Before allowing it to fully free run, though, you may want to calculate your bandwidth costs -- Rackspace will charge you outgoing & Amazon will charge you incoming. Containers with either large files or lots of Objects will take a looooong time to copy over -- you can back-of-the-napkin estimate your initial upload time by allocating 1 hr per 10000 Objects (assumes your objects are standard Web content -- HTML files & Images). We highly recommend purchasing and using Bucket Explorer to browse and manage your Amazon S3 Files, and watch that the initial S3 population is going smooth.

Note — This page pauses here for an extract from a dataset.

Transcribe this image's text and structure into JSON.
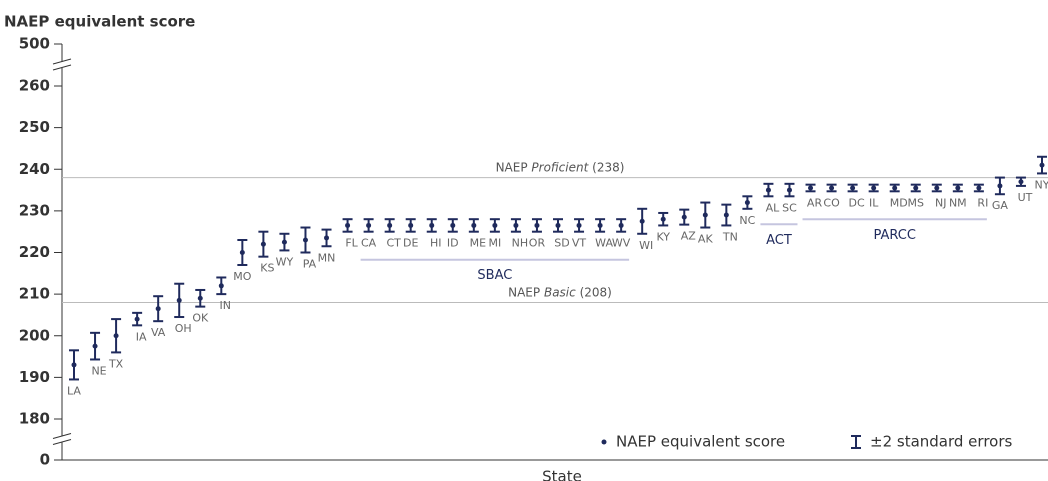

Add to Crontab for nightly incremental backups
Once you're happy with your initial backup, you can add incremental nightly backups to your crontab. Add the code below to your root crontab to run your backups at 2:10AM every night, dumping the "last run" status output to the file "/etc/cloudfiles-to-s3/last-run.log":
10 2 * * * /etc/cloudfiles-to-s3/rackspace-cf-to-amazon-s3-bkup.php >
Validate Restoring Abilities
Initial backups are verified, nightly backups are set up... what could possibly be left? Just the most important and probably most overlooked part -- verifying that you really can restore your data from your backups. Make an agreement with your IT Lead that on a (relatively) sane day in your IT department, you'll have a drill whereupon the manager will make local backup copies of a couple of non-critical files on your live server, and then delete them from the live server, mimicking a catastrophic file loss. For bonus points, have your manager start a stopwatch when the files are removed & see how long it takes your team to get the files back from Amazon. You may even want to build some "S3 to CloudFiles" scripts which your team can use to programmatically restore from.
Hope you enjoyed this tutorial and that you find the provided code useful. We'd love to hear your feedback on your experience with cross-provider file backups, and any "backup war stories". What have you seen work? Where have you seen the dragons lurk?